A pesar del atractivo del negocio, no debemos perder de vista cómo Los avances tecnológicos, especialmente la IA, pueden profundizar las desigualdades en una región ya marcada por fuertes disparidades sociales.
“Abordar cómo estos recursos se pueden usar de manera sostenible para apoyar El procesamiento de datos y la infraestructura de IA es una tarea urgente para la región y una nueva fuente de crecimiento potencial y desarrollo Si América Latina y el Caribe pueden proporcionar soluciones a las cadenas de valor global de la IA ”, dijo Amir Lebdioui, Ángel Melguizo y Víctor Muñoz en un estudio reciente de la Universidad de Oxford.
Liderazgo de Chile
Algunos gobiernos han comenzado a actuar, colaborando con el sector privado, las autoridades regionales y los grupos civiles para garantizar que las inversiones no causen escasez de energía y molestias sociales. Chile ha estado promoviendo la transformación digital durante años y dirigiendo clasificaciones regionales a la inteligencia artificial. El gobierno del presidente Gabriel Boric lanzó en diciembre un plan estratégico nacional para capturar inversiones y consolidar al país como un centro digital de la región.
El gobierno chileno está en conversaciones con varios grupos empresariales para definir ubicaciones adecuadas, después de llevar a cabo un mapeo geográfico del país.
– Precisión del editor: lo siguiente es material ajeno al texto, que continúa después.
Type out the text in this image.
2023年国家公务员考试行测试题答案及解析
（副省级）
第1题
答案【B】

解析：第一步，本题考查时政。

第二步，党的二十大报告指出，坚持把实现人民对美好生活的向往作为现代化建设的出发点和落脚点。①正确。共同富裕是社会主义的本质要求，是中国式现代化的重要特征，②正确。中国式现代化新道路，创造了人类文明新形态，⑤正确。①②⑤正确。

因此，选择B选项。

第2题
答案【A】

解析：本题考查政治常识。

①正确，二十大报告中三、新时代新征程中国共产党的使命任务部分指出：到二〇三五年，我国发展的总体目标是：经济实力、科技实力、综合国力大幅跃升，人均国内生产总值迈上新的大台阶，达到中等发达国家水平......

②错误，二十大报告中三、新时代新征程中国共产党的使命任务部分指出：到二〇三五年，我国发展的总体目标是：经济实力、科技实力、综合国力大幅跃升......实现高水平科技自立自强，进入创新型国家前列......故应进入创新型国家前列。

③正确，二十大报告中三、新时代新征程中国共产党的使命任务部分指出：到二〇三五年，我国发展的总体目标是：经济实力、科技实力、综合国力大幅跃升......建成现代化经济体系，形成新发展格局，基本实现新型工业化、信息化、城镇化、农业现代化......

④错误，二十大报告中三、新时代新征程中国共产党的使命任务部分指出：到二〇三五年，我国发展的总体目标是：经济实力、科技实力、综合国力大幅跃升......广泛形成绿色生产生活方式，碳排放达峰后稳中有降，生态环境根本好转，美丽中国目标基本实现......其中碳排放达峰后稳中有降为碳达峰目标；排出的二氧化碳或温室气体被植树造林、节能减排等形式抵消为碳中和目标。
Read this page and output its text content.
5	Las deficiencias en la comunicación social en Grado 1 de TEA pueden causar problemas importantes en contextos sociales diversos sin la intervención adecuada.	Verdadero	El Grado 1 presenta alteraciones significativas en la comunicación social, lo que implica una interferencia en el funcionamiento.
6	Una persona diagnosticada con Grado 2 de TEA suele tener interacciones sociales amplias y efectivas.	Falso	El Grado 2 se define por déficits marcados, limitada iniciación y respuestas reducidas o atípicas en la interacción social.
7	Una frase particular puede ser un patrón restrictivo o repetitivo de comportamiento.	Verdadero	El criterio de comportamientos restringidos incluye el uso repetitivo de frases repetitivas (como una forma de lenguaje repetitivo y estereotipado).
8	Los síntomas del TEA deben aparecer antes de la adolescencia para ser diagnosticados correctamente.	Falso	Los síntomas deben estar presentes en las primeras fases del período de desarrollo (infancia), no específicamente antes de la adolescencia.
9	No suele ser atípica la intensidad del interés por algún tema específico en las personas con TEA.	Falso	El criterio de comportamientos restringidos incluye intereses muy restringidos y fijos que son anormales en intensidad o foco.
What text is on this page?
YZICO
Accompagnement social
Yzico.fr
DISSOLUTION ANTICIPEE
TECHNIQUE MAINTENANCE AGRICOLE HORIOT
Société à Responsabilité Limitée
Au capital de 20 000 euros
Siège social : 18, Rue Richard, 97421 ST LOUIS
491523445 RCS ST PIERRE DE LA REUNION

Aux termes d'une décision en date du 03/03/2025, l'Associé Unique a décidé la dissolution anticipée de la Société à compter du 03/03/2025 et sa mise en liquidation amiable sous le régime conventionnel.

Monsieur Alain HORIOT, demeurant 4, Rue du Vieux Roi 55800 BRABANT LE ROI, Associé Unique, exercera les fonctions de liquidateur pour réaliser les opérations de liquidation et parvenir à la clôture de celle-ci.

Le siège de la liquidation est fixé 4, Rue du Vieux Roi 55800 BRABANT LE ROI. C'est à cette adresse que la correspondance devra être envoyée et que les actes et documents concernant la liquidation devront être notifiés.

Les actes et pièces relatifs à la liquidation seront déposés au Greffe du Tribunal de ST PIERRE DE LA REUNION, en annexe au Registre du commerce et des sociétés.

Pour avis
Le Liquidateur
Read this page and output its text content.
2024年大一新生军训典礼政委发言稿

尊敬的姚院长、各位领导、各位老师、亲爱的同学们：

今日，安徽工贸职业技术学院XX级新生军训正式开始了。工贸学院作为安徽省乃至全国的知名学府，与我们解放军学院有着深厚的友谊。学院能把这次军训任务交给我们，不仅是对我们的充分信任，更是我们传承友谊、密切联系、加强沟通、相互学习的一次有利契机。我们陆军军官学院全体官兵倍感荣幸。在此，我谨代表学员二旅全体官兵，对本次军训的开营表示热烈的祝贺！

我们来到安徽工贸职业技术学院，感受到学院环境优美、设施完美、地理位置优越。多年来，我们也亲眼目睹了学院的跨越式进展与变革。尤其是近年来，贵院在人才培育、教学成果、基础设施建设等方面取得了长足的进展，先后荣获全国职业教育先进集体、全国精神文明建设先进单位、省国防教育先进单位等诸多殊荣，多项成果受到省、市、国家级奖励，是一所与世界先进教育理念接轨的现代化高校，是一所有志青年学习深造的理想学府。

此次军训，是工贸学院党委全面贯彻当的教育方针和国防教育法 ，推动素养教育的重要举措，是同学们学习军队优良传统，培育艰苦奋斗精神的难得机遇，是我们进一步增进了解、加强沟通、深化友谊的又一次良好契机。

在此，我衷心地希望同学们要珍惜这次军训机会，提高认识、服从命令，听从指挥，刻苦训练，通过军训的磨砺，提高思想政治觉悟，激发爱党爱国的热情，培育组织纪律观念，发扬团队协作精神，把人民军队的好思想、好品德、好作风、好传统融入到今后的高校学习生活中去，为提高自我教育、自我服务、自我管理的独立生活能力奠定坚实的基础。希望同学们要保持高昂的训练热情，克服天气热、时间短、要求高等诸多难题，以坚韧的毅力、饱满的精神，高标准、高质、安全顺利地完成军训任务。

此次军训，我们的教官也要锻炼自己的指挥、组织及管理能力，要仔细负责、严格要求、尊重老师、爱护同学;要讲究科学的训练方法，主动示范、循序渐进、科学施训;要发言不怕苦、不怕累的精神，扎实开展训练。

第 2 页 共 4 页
También coordina proyectos con diferentes actores, según Aisén Etcheverry, Ministro de Ciencia, Tecnología, Conocimiento e Innovación.
El objetivo, como se explica en Santiago, es Atraer inversiones y generar capacidades estratégicas locales “de una manera acelerada y también sostenible”. “América Latina tiene la oportunidad de ser un actor relevante, un actor soberano y también un actor que afecta activamente el papel y la dirección de estas tecnologías en la construcción de nuestras sociedades. Y esa oportunidad es una cierta oportunidad, no es voluntarismo”.
Chile espera agregar 30 grandes centros de datos hasta 2028, en comparación con los 22 actuales, lo que requerirá una inversión superior a US $ 4,000 millones. Aunque la mayoría de estas instalaciones se encuentran en el área metropolitana de Santiago, debido a su infraestructura eléctrica y conectividad de fibra, el gobierno ha identificado nuevas ubicaciones, como Antofagasta y Atacama. Allí, las empresas interesadas pueden aprovechar la energía renovable y la proximidad a los grupos científicos e industriales.
Brasil también trabaja en un marco regulatorio con incentivos fiscales para promover la industria. Aunque los centros de datos no generan muchos trabajos, aquellos que creen que generalmente están bien pagados y requieren una alta calificación. Además, son clave para cualquier política industrial y para consolidar las cadenas de suministro locales. También tienen una dimensión de seguridad nacional: casi el 60% del procesamiento de datos brasileños se lleva a cabo actualmente en los EE. UU. Por razones de costos. Reducir esta dependencia haría que el país sea menos vulnerable a las interrupciones.
En un mundo cada vez más fragmentado, Las implicaciones geopolíticas de la industria de los centros de datos son ineludibles. El ministro Etcheverry argumenta que América Latina tiene la oportunidad de romper con el patrón histórico donde siempre ocurren grandes avances tecnológicos en los Estados Unidos o Europa. Puede sonar ambicioso, incluso optimista. Pero solo la posibilidad de que la región sea parte de este desafío debería ser suficiente para abordarlo con inteligencia.
JP Spinetto es un columnista de la opinión de Bloomberg y cubre temas relacionados con los negocios, la economía y la política en América Latina. Anteriormente, era editor jefe de noticias de Bloomberg para Economía y Gobierno en la región.